Artikel 1.Deze ordonnantie regelt een aangelegenheid als bedoeld in artikel 135 van de Grondwet.

Art. 2.Voor de toepassing van deze ordonnantie verstaat men onder : 1° nieuwkomer : de meerderjarige vreemdeling, jonger dan 65 jaar, die minder dan drie jaar wettig in België verblijft en die voor het eerst met een verblijfstitel van meer dan drie maanden ingeschreven wordt in het rijksregister van een gemeente van het tweetalige gebied Brussel-Hoofdstad;2° vreemdelingenregister : het register vermeld in artikel 2 van het koninklijk besluit van 16 juli 1992 betreffende de bevolkingsregisters en het vreemdelingenregister ;3° EU+ : de lidstaten van de Europese Unie, aangevuld met de landen van de Europese Economische Ruimte en met Zwitserland;4° familieleden : de personen bedoeld in artikel 2, paragraaf 2, van de richtlijn 2004/38/EG betreffende het recht van vrij verkeer en verblijf op het grondgebied van de lidstaten voor de burgers van de Unie en hun familieleden. HOOFDSTUK II. - Het inburgeringstraject

Art. 3.§ 1. Het inburgeringsbeleid in Brussel-Hoofdstad is geënt op de volgende principes : 1° gelijkheid van eenieder ;2° respect voor ieders eigenheid, vaardigheden en ambities ;3° migratie als opportuniteit voor de samenleving ;4° anti-discriminatie, de bestrijding van racisme en seksisme, en de gender mainstreaming ;5° actief burgerschap van eenieder ;6° empowerment van bijzondere doelgroepen ;7° kennisverwerving van het Frans of het Nederlands. § 2. Het inburgeringstraject heeft tot doel de nieuwkomers via een aangepast en geïndividualiseerd vormingsprogramma te begeleiden om hun zelfredzaamheid te verhogen met het oog op hun participatie op economisch, educatief, sociaal en cultureel vlak. § 3. Het inburgeringstraject omvat ten minste de volgende modules : 1° een onthaaltraject, waarbij wordt gepeild naar de noden die bij de nieuwkomer bestaan op vlak van huisvesting, inkomens, gezondheidszorg, socio-professionele inschakeling, kinderopvang en onderwijs, en waarbij de nieuwkomer wordt geïnformeerd over de rechten en plichten die op dit vlak gelden voor alle inwoners van het tweetalige gebied Brussel-Hoofdstad, alsook over de verantwoordelijke actoren en de beschikbare steunmaatregelen ;2° een module van basislessen Frans of Nederlands als tweede taal, in functie van de taalnood van de nieuwkomer ;3° een opleiding over burgerschap, waarin basisinformatie wordt verstrekt over de werking van de overheidsinstellingen, over de democratische kernwaarden en over de sociale verhoudingen in onze Belgische samenleving. Het Verenigd College bepaalt de nadere modaliteiten en organisatie van het inburgeringstraject, en erkent de inrichters van het inburgeringstraject.

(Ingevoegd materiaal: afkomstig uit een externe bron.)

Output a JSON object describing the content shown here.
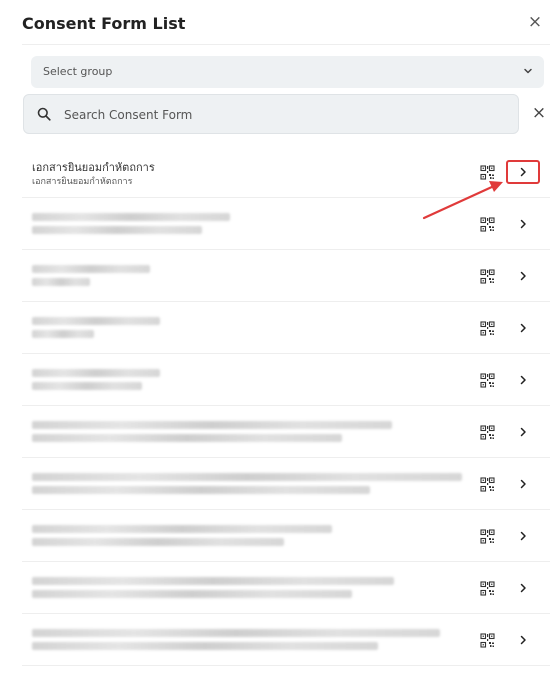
{
  "header": {
    "title": "Consent Form List",
    "close_glyph": "×"
  },
  "filters": {
    "group_select": {
      "value": "Select group"
    },
    "search": {
      "placeholder": "Search Consent Form",
      "value": "",
      "clear_glyph": "×"
    }
  },
  "rows": [
    {
      "name": "เอกสารยินยอมกำหัตถการ",
      "subtitle": "เอกสารยินยอมกำหัตถการ",
      "redacted": false,
      "highlighted": true
    },
    {
      "redacted": true,
      "highlighted": false
    },
    {
      "redacted": true,
      "highlighted": false
    },
    {
      "redacted": true,
      "highlighted": false
    },
    {
      "redacted": true,
      "highlighted": false
    },
    {
      "redacted": true,
      "highlighted": false
    },
    {
      "redacted": true,
      "highlighted": false
    },
    {
      "redacted": true,
      "highlighted": false
    },
    {
      "redacted": true,
      "highlighted": false
    },
    {
      "redacted": true,
      "highlighted": false
    }
  ],
  "icons": {
    "close": "close-icon",
    "dropdown": "chevron-down-icon",
    "search": "search-icon",
    "qr": "qr-code-icon",
    "arrow": "chevron-right-icon"
  },
  "colors": {
    "highlight": "#e03a3a",
    "field_bg": "#eef1f3",
    "divider": "#eeeeee"
  }
}
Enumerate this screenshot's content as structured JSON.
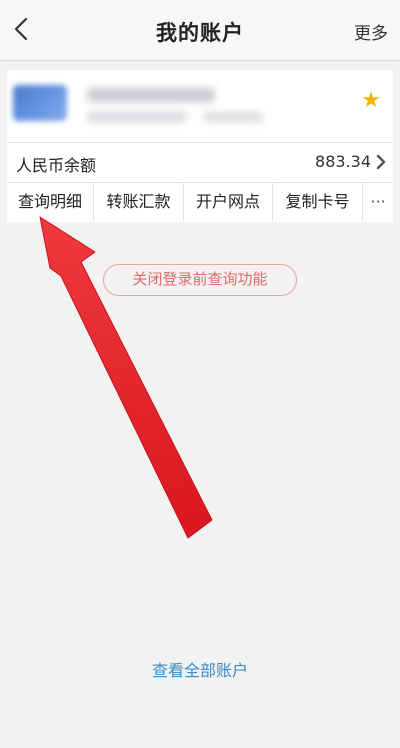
{
  "header": {
    "title": "我的账户",
    "more_label": "更多"
  },
  "account": {
    "balance_label": "人民币余额",
    "balance_value": "883.34",
    "favorite": true
  },
  "actions": [
    {
      "label": "查询明细"
    },
    {
      "label": "转账汇款"
    },
    {
      "label": "开户网点"
    },
    {
      "label": "复制卡号"
    },
    {
      "label": "···"
    }
  ],
  "close_query_button": "关闭登录前查询功能",
  "view_all_link": "查看全部账户",
  "colors": {
    "annotation_arrow": "#e8252d",
    "link": "#3a8bc8",
    "star": "#f4b400"
  }
}
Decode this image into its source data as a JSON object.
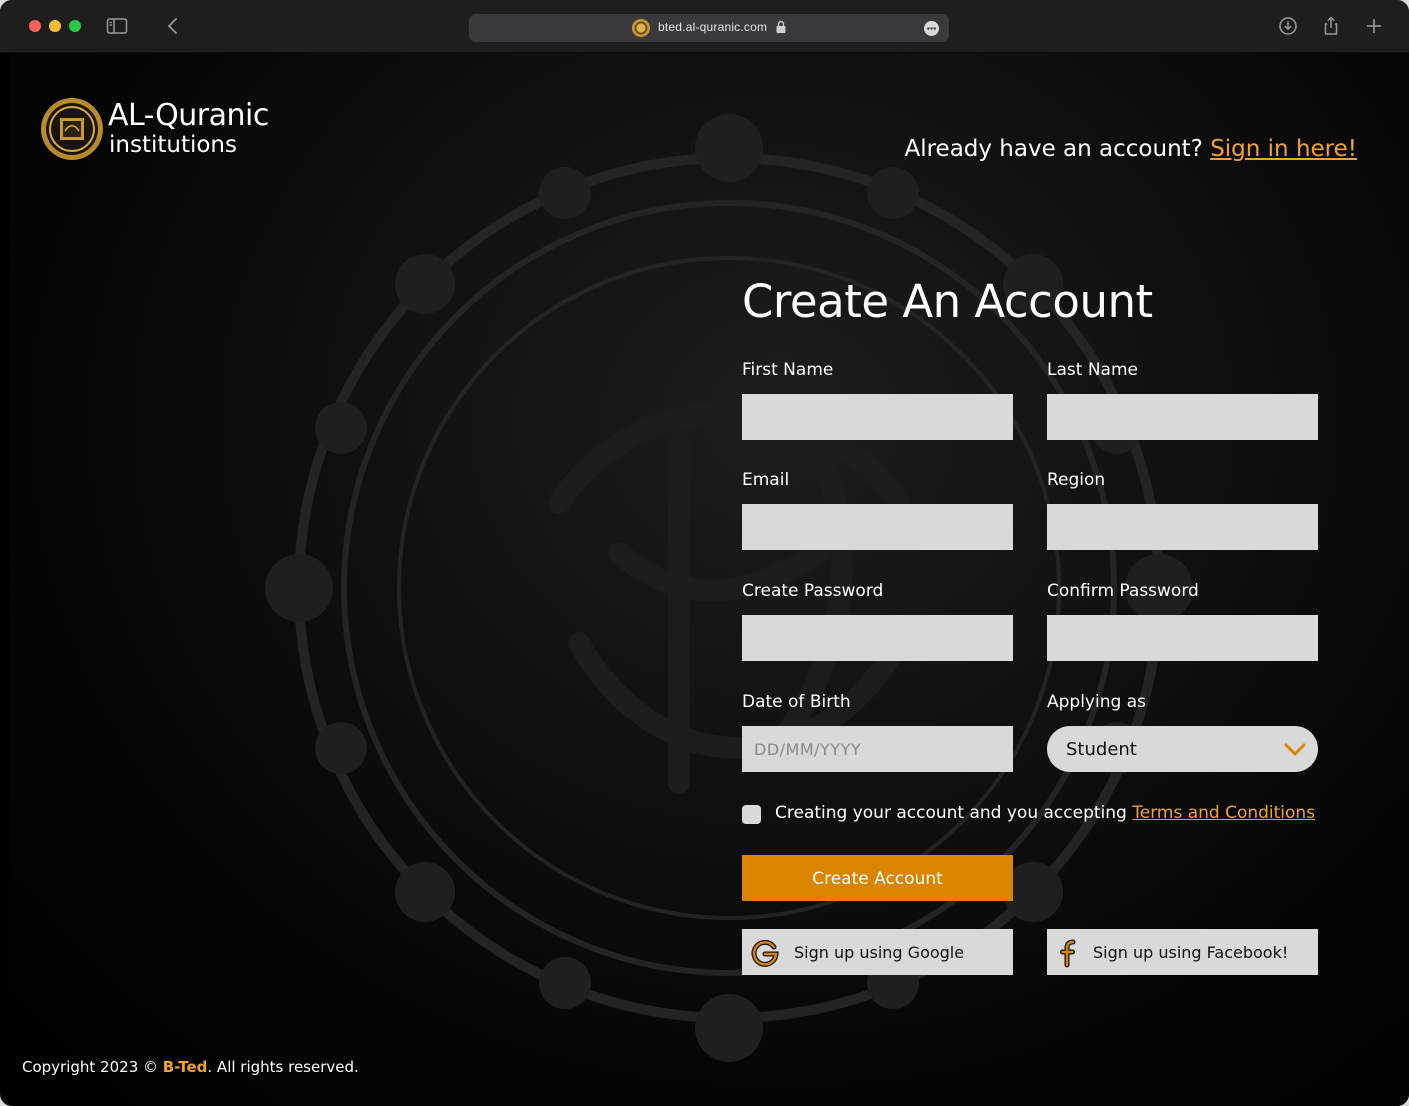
{
  "browser": {
    "url": "bted.al-quranic.com",
    "icons": {
      "sidebar": "sidebar-icon",
      "back": "chevron-left-icon",
      "lock": "lock-icon",
      "more": "ellipsis-icon",
      "download": "download-icon",
      "share": "share-icon",
      "new_tab": "plus-icon"
    }
  },
  "header": {
    "logo_title": "AL-Quranic",
    "logo_subtitle": "institutions",
    "signin_prompt": "Already have an account? ",
    "signin_link": "Sign in here!"
  },
  "form": {
    "title": "Create An Account",
    "first_name_label": "First Name",
    "last_name_label": "Last Name",
    "email_label": "Email",
    "region_label": "Region",
    "create_password_label": "Create Password",
    "confirm_password_label": "Confirm Password",
    "dob_label": "Date of Birth",
    "dob_placeholder": "DD/MM/YYYY",
    "applying_as_label": "Applying as",
    "applying_as_value": "Student",
    "terms_text": "Creating your account and you accepting ",
    "terms_link": "Terms and Conditions",
    "submit_label": "Create Account",
    "google_label": "Sign up using Google",
    "facebook_label": "Sign up using Facebook!"
  },
  "footer": {
    "prefix": "Copyright 2023 © ",
    "brand": "B-Ted",
    "suffix": ". All rights reserved."
  },
  "colors": {
    "accent": "#da8500",
    "link": "#f0a330",
    "input_bg": "#d9d9d9",
    "page_bg": "#000000"
  }
}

Art. 4.Elke nieuwkomer is verplicht om het inburgeringstraject te volgen als bedoeld in artikel 3.

Binnen een termijn van maximaal zes maanden na zijn inschrijving in het vreemdelingenregister van een gemeente van het tweetalige gebied Brussel-Hoofdstad, meldt de nieuwkomer zich aan bij een erkende inrichter van het inburgeringstraject en sluit hij een inburgeringscontract af met deze inrichter. Indien de nieuwkomer zich op regelmatige wijze heeft aangemeld bij de erkende inrichter, reikt deze een daartoe voorzien attest uit aan de nieuwkomer. De nieuwkomer dient dit attest in bij de gemeente, vermeld in artikel 6.

Zodra de nieuwkomer op regelmatige wijze het inburgeringstraject heeft afgerond, reikt de erkende inrichter een daartoe voorzien attest uit aan de nieuwkomer.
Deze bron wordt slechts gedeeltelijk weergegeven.